What are the sources of D&O claims
Company and its directors and officers are exposed to claims from various sources. Some of the common sources of claims are-
- Shareholders: Its quite common for key executives of the companies to face the claim from shareholders during managerial activities like release of annual report, merger and acquisition etc if it is not perceived to be in the best interest of the company and its shareholders.
- Creditors:If the organization becomes insolvent, its board of directors can be held liable for unpaid debts on the grounds of not disclosing company’s financial position to its creditors.
- Employees: Claims such as sexual harassment, wrongful dismissal, defamation and constructive termination can come from employees.
- Competitors: Competitor of the organization can also claim against its key executives on the grounds of anti-competitive behaviour, breach of intellectual property and misappropriation of trade secrets.
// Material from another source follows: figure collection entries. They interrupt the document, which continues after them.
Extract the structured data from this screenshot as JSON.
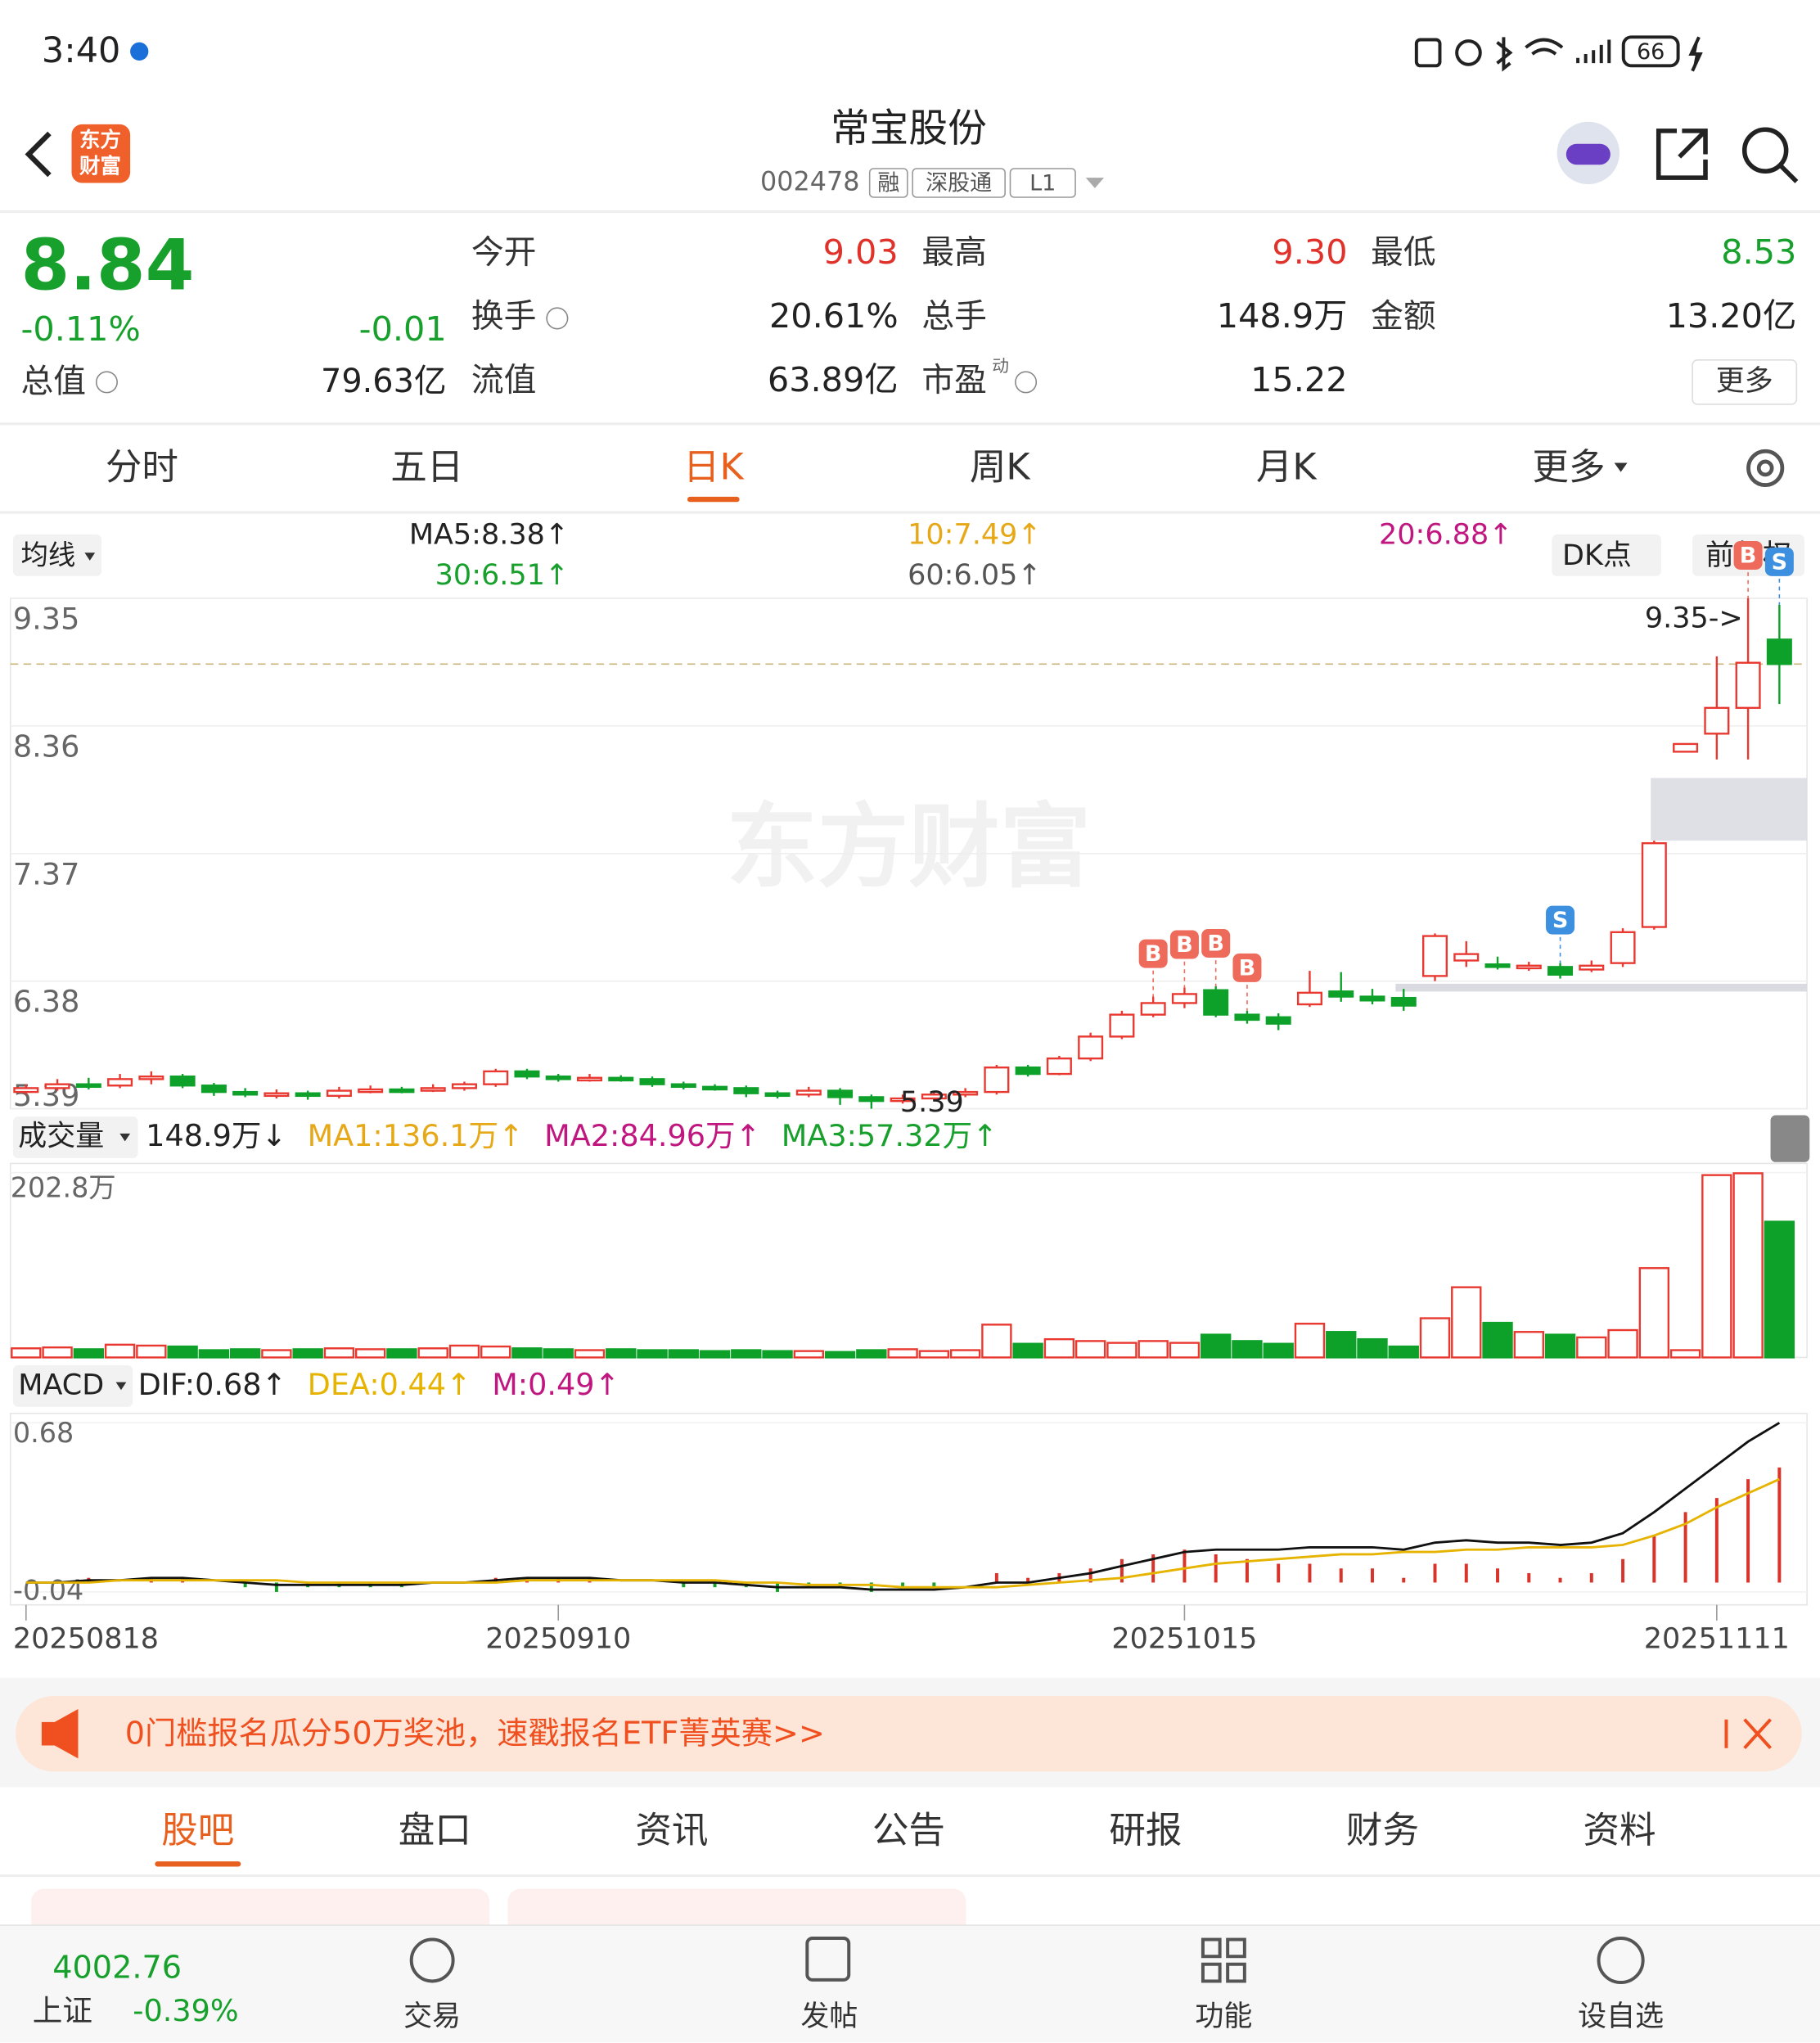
{
  "status_bar": {
    "time": "3:40",
    "battery": "66"
  },
  "header": {
    "logo": [
      "东方",
      "财富"
    ],
    "title": "常宝股份",
    "code": "002478",
    "badges": [
      "融",
      "深股通",
      "L1"
    ]
  },
  "quote": {
    "price": "8.84",
    "change_pct": "-0.11%",
    "change": "-0.01",
    "market_cap_label": "总值",
    "market_cap": "79.63亿",
    "fields": [
      {
        "label": "今开",
        "value": "9.03",
        "color": "#e0312a"
      },
      {
        "label": "最高",
        "value": "9.30",
        "color": "#e0312a"
      },
      {
        "label": "最低",
        "value": "8.53",
        "color": "#17a02b"
      },
      {
        "label": "换手",
        "value": "20.61%"
      },
      {
        "label": "总手",
        "value": "148.9万"
      },
      {
        "label": "金额",
        "value": "13.20亿"
      },
      {
        "label": "流值",
        "value": "63.89亿"
      },
      {
        "label": "市盈",
        "label_sup": "动",
        "value": "15.22"
      }
    ],
    "more": "更多"
  },
  "tabs": {
    "items": [
      "分时",
      "五日",
      "日K",
      "周K",
      "月K",
      "更多"
    ],
    "active": 2
  },
  "ma_bar": {
    "selector": "均线",
    "items": [
      {
        "text": "MA5:8.38↑",
        "color": "#222222"
      },
      {
        "text": "10:7.49↑",
        "color": "#e6a817"
      },
      {
        "text": "20:6.88↑",
        "color": "#c0167f"
      },
      {
        "text": "30:6.51↑",
        "color": "#18a02c"
      },
      {
        "text": "60:6.05↑",
        "color": "#555555"
      }
    ],
    "dk": "DK点",
    "adjust": "前复权"
  },
  "chart_data": [
    {
      "type": "candlestick",
      "watermark": "东方财富",
      "categories": [
        "20250818",
        null,
        null,
        null,
        null,
        null,
        null,
        null,
        null,
        null,
        null,
        null,
        null,
        null,
        null,
        null,
        null,
        "20250910",
        null,
        null,
        null,
        null,
        null,
        null,
        null,
        null,
        null,
        null,
        null,
        null,
        null,
        null,
        null,
        null,
        null,
        null,
        null,
        "20251015",
        null,
        null,
        null,
        null,
        null,
        null,
        null,
        null,
        null,
        null,
        null,
        null,
        null,
        null,
        null,
        null,
        "20251111",
        null,
        null
      ],
      "open": [
        5.52,
        5.55,
        5.58,
        5.57,
        5.62,
        5.64,
        5.57,
        5.52,
        5.5,
        5.51,
        5.49,
        5.53,
        5.54,
        5.53,
        5.55,
        5.58,
        5.68,
        5.64,
        5.62,
        5.63,
        5.62,
        5.58,
        5.56,
        5.55,
        5.51,
        5.5,
        5.53,
        5.48,
        5.45,
        5.47,
        5.5,
        5.52,
        5.71,
        5.66,
        5.78,
        5.95,
        6.12,
        6.21,
        6.31,
        6.12,
        6.1,
        6.2,
        6.3,
        6.26,
        6.25,
        6.42,
        6.54,
        6.51,
        6.48,
        6.49,
        6.47,
        6.52,
        6.8,
        8.16,
        8.3,
        8.5,
        9.03
      ],
      "high": [
        5.58,
        5.62,
        5.63,
        5.66,
        5.68,
        5.66,
        5.59,
        5.55,
        5.54,
        5.53,
        5.56,
        5.57,
        5.56,
        5.58,
        5.6,
        5.7,
        5.7,
        5.66,
        5.66,
        5.65,
        5.64,
        5.6,
        5.58,
        5.57,
        5.53,
        5.56,
        5.55,
        5.5,
        5.5,
        5.52,
        5.55,
        5.73,
        5.73,
        5.8,
        5.98,
        6.15,
        6.26,
        6.33,
        6.34,
        6.15,
        6.13,
        6.46,
        6.45,
        6.32,
        6.32,
        6.75,
        6.69,
        6.57,
        6.53,
        6.52,
        6.54,
        6.79,
        7.47,
        8.22,
        8.9,
        9.35,
        9.3
      ],
      "low": [
        5.5,
        5.53,
        5.54,
        5.55,
        5.58,
        5.55,
        5.49,
        5.48,
        5.47,
        5.46,
        5.47,
        5.51,
        5.51,
        5.52,
        5.53,
        5.56,
        5.62,
        5.6,
        5.6,
        5.6,
        5.56,
        5.54,
        5.53,
        5.48,
        5.47,
        5.48,
        5.42,
        5.39,
        5.43,
        5.45,
        5.48,
        5.5,
        5.64,
        5.65,
        5.76,
        5.93,
        6.1,
        6.17,
        6.1,
        6.05,
        6.0,
        6.18,
        6.22,
        6.2,
        6.15,
        6.38,
        6.49,
        6.47,
        6.46,
        6.4,
        6.45,
        6.49,
        6.78,
        8.16,
        8.1,
        8.1,
        8.53
      ],
      "close": [
        5.55,
        5.58,
        5.57,
        5.62,
        5.64,
        5.57,
        5.52,
        5.5,
        5.51,
        5.49,
        5.53,
        5.54,
        5.53,
        5.55,
        5.58,
        5.68,
        5.64,
        5.62,
        5.63,
        5.62,
        5.58,
        5.56,
        5.55,
        5.51,
        5.5,
        5.53,
        5.48,
        5.45,
        5.47,
        5.5,
        5.52,
        5.71,
        5.66,
        5.78,
        5.95,
        6.12,
        6.21,
        6.28,
        6.12,
        6.08,
        6.05,
        6.29,
        6.26,
        6.23,
        6.19,
        6.73,
        6.59,
        6.49,
        6.5,
        6.43,
        6.5,
        6.76,
        7.45,
        8.22,
        8.5,
        8.85,
        8.84
      ],
      "up_color": "#e8382f",
      "down_color": "#0ea12a",
      "ylim": [
        5.39,
        9.35
      ],
      "yticks": [
        9.35,
        8.36,
        7.37,
        6.38,
        5.39
      ],
      "grid": true,
      "last_price": 8.84,
      "max_label": "9.35->",
      "min_label": "5.39",
      "signals": [
        {
          "label": "B",
          "index": 36
        },
        {
          "label": "B",
          "index": 37
        },
        {
          "label": "B",
          "index": 38
        },
        {
          "label": "B",
          "index": 39
        },
        {
          "label": "S",
          "index": 49
        },
        {
          "label": "B",
          "index": 55
        },
        {
          "label": "S",
          "index": 56
        }
      ]
    },
    {
      "type": "bar",
      "title": "成交量",
      "legend": [
        {
          "text": "148.9万↓",
          "color": "#222222"
        },
        {
          "text": "MA1:136.1万↑",
          "color": "#e6a817"
        },
        {
          "text": "MA2:84.96万↑",
          "color": "#c0167f"
        },
        {
          "text": "MA3:57.32万↑",
          "color": "#18a02c"
        }
      ],
      "values": [
        10,
        11,
        9,
        14,
        13,
        12,
        8,
        9,
        8,
        9,
        10,
        9,
        9,
        10,
        13,
        12,
        10,
        9,
        8,
        9,
        8,
        8,
        7,
        8,
        7,
        7,
        6,
        8,
        9,
        7,
        8,
        36,
        15,
        20,
        18,
        16,
        18,
        16,
        25,
        18,
        15,
        37,
        28,
        20,
        12,
        43,
        77,
        38,
        28,
        25,
        22,
        30,
        98,
        8,
        200,
        202,
        148.9
      ],
      "ylim": [
        0,
        202.8
      ],
      "yticks": [
        {
          "value": 202.8,
          "label": "202.8万"
        }
      ]
    },
    {
      "type": "macd",
      "title": "MACD",
      "legend": [
        {
          "text": "DIF:0.68↑",
          "color": "#222222"
        },
        {
          "text": "DEA:0.44↑",
          "color": "#e6b400"
        },
        {
          "text": "M:0.49↑",
          "color": "#c0167f"
        }
      ],
      "dif": [
        0.0,
        0.0,
        0.01,
        0.01,
        0.02,
        0.02,
        0.01,
        0.0,
        -0.01,
        -0.01,
        -0.01,
        -0.01,
        -0.01,
        0.0,
        0.0,
        0.01,
        0.02,
        0.02,
        0.02,
        0.01,
        0.01,
        0.0,
        0.0,
        -0.01,
        -0.02,
        -0.02,
        -0.02,
        -0.03,
        -0.03,
        -0.03,
        -0.02,
        0.0,
        0.0,
        0.02,
        0.04,
        0.07,
        0.1,
        0.13,
        0.14,
        0.14,
        0.14,
        0.15,
        0.15,
        0.15,
        0.14,
        0.17,
        0.18,
        0.17,
        0.17,
        0.16,
        0.17,
        0.21,
        0.3,
        0.4,
        0.5,
        0.6,
        0.68
      ],
      "dea": [
        0.0,
        0.0,
        0.0,
        0.01,
        0.01,
        0.01,
        0.01,
        0.01,
        0.01,
        0.0,
        0.0,
        0.0,
        0.0,
        0.0,
        0.0,
        0.0,
        0.01,
        0.01,
        0.01,
        0.01,
        0.01,
        0.01,
        0.01,
        0.0,
        0.0,
        -0.01,
        -0.01,
        -0.01,
        -0.02,
        -0.02,
        -0.02,
        -0.02,
        -0.01,
        0.0,
        0.01,
        0.02,
        0.04,
        0.06,
        0.08,
        0.09,
        0.1,
        0.11,
        0.12,
        0.12,
        0.13,
        0.13,
        0.14,
        0.14,
        0.15,
        0.15,
        0.15,
        0.16,
        0.2,
        0.25,
        0.32,
        0.38,
        0.44
      ],
      "hist": [
        0,
        0,
        0.02,
        0,
        0.02,
        0.02,
        0,
        -0.02,
        -0.04,
        -0.02,
        -0.02,
        -0.02,
        -0.02,
        0,
        0,
        0.02,
        0.02,
        0.02,
        0.02,
        0,
        0,
        -0.02,
        -0.02,
        -0.02,
        -0.04,
        -0.02,
        -0.02,
        -0.04,
        -0.02,
        -0.02,
        0,
        0.04,
        0.02,
        0.04,
        0.06,
        0.1,
        0.12,
        0.14,
        0.12,
        0.1,
        0.08,
        0.08,
        0.06,
        0.06,
        0.02,
        0.08,
        0.08,
        0.06,
        0.04,
        0.02,
        0.04,
        0.1,
        0.2,
        0.3,
        0.36,
        0.44,
        0.49
      ],
      "ylim": [
        -0.095,
        0.72
      ],
      "yticks": [
        0.68,
        -0.04
      ]
    }
  ],
  "banner": "0门槛报名瓜分50万奖池，速戳报名ETF菁英赛>>",
  "sections": {
    "items": [
      "股吧",
      "盘口",
      "资讯",
      "公告",
      "研报",
      "财务",
      "资料"
    ],
    "active": 0
  },
  "bottom_nav": {
    "index_value": "4002.76",
    "index_name": "上证",
    "index_change": "-0.39%",
    "items": [
      "交易",
      "发帖",
      "功能",
      "设自选"
    ]
  }
}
- Customers: customer can also litigate on the grounds of unfair selling, quality of services etc.
- Government and regulatory authorities: Directors and officers can also be held responsible for not being in compliant with the industry regulatory requirements and government legislation.
- An organization itself:entity can itself be exposed to securities claims.
What happens if the claim is not reported on time
Reporting claims on time within the policy period is one of the key requirements of Directors and Officers liability insurance policy. Insured is required to report the facts and circumstances that could potentially lead to future claims. Acting in untimely manner may result in loss of coverage. Some of the insurer may provide post policy window of up to 90 days to report the potential claim.
Can I claim for my previous litigation expenses in the new policy
Most of the Directors and officer’s liability insurance will have prior or pending litigation exclusions. Under this, policy excludes the coverage for previous litigation that were commenced before the date specified in the policy. Hence, under this exclusion clause, previous claims expenses are not covered as the claim may have already been reported in the previous policy.
Can I take more than one policy
Yes. Directors and officers liability insurance can be structured in many layers with more than one policies. This excess of insurance written over the top of the primary layer that works on the basis of ‘follow form’. That means, excess insurers obligation to cover the loss will attach only after the primary insurer exhausts its limit.
What are some common types of D&O claims
Here are few common D&O claims
- Breach of fiduciary duty: claims may arise many sources such as from shareholders, creditors and customer etc. shareholders may claim for loss of share value due to ‘wrongful act’ ornegligence on part of directors and officers. Creditors may hold board responsible for not identifying and evaluating company’s financial position in case of payment defaults.
- Directors and officers not adhering to by-laws: failure in adhering to by-laws may result in claim against key executives. Wrongful termination, discrimination etc are an example to this.
- Claims arising out of misrepresentation and misleading statements by the board members
- Claims from competitor on the grounds of theft of intellectual property and misappropriation of trade secrets.
Will I get a claim under D&O if it is also covered under another policy
No. Claims that can be covered under another liability policies such as bodily injury, property damage etc are excluded from D&O policy. Though Directors and officer’s liability insurance provides comprehensive risk cover, insured is required to notify all insurers from their multiple policies, so that insurance company can determine who is liable for the claim.